Voyeurism as a Criminal Offence: A Consultation Paper (Abridged Version)

Concerns about Voyeurism

Concern about voyeurism has increased in light of recent incidents for which the Criminal Code provided no appropriate responses. The discovery in December 1999 of a video camera hidden inside a garbage can in the unisex washroom of the provincial Department of Justice in Fredericton, New Brunswick, raised questions about protecting the privacy rights of Canadians.

In February 2001, the media reported on a case of voyeurism at the Military College in Kingston. A video recording, made without the victim's consent while she engaged in a sexual act with an officer cadet, was later shown at several parties at the military base. The Crown Attorney advised police that the facts of the case did not disclose any offence under the Criminal Code and charges were therefore not laid under the Code. Of the three individuals involved in the case, one was acquitted of various offences under the National Defence Act. One individual pleaded guilty to two counts of disgraceful conduct and to one count of engaging in conduct to the prejudice of good order and discipline pursuant to sections 93 and 129, respectively, of the National Defence Act. He received a severe reprimand and a fine. Prior to trial he was administratively released from the Canadian Forces. The cadet who actually engaged in the sexual activity with the victim was found guilty of two counts of disgraceful conduct, was fined and was dismissed from the Canadian Forces.

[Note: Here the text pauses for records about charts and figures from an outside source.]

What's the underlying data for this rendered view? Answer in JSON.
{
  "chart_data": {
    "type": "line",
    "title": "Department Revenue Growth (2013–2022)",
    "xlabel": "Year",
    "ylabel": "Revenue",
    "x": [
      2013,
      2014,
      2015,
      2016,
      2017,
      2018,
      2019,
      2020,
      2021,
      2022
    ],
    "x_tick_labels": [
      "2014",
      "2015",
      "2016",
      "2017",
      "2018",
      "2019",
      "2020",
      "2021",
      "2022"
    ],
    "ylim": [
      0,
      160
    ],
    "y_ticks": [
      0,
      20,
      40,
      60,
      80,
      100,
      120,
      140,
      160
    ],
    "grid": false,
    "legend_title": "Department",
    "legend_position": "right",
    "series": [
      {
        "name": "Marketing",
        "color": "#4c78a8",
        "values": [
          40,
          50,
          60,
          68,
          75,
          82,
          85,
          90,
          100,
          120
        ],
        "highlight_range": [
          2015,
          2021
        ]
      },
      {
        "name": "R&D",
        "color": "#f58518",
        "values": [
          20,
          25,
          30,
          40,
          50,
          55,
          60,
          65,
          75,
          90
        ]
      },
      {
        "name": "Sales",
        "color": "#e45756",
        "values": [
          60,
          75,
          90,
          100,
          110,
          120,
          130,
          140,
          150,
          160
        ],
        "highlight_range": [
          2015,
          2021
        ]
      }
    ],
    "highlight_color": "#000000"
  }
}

On February 19, 2001, Maclean's magazine highlighted the degree to which new technologies, such as Web cameras and cameras hidden in everyday items, create a potential threat to privacy.

On February 12, 2002, the Federal, Provincial and Territorial Ministers responsible for Justice identified a need to create a voyeurism offence to protect victims of voyeurism and to address a "serious gap in the criminal law."

One justification for creating a voyeurism offence is that the secret viewing or recording of another person, which is done for a sexual purpose or which captures images of sexual organs, the anal region or explicit sexual activity, is a breach of that person's privacy to such a degree that it may undermine basic notions of the right to freedom and privacy in a democratic society.

Another justification for creating a voyeurism offence is that it would address emerging forms of crime made possible by new technologies (a priority identified in the last Speech from the Throne). A review of Internet sites that advertise voyeuristic materials confirms that there is a market for these images.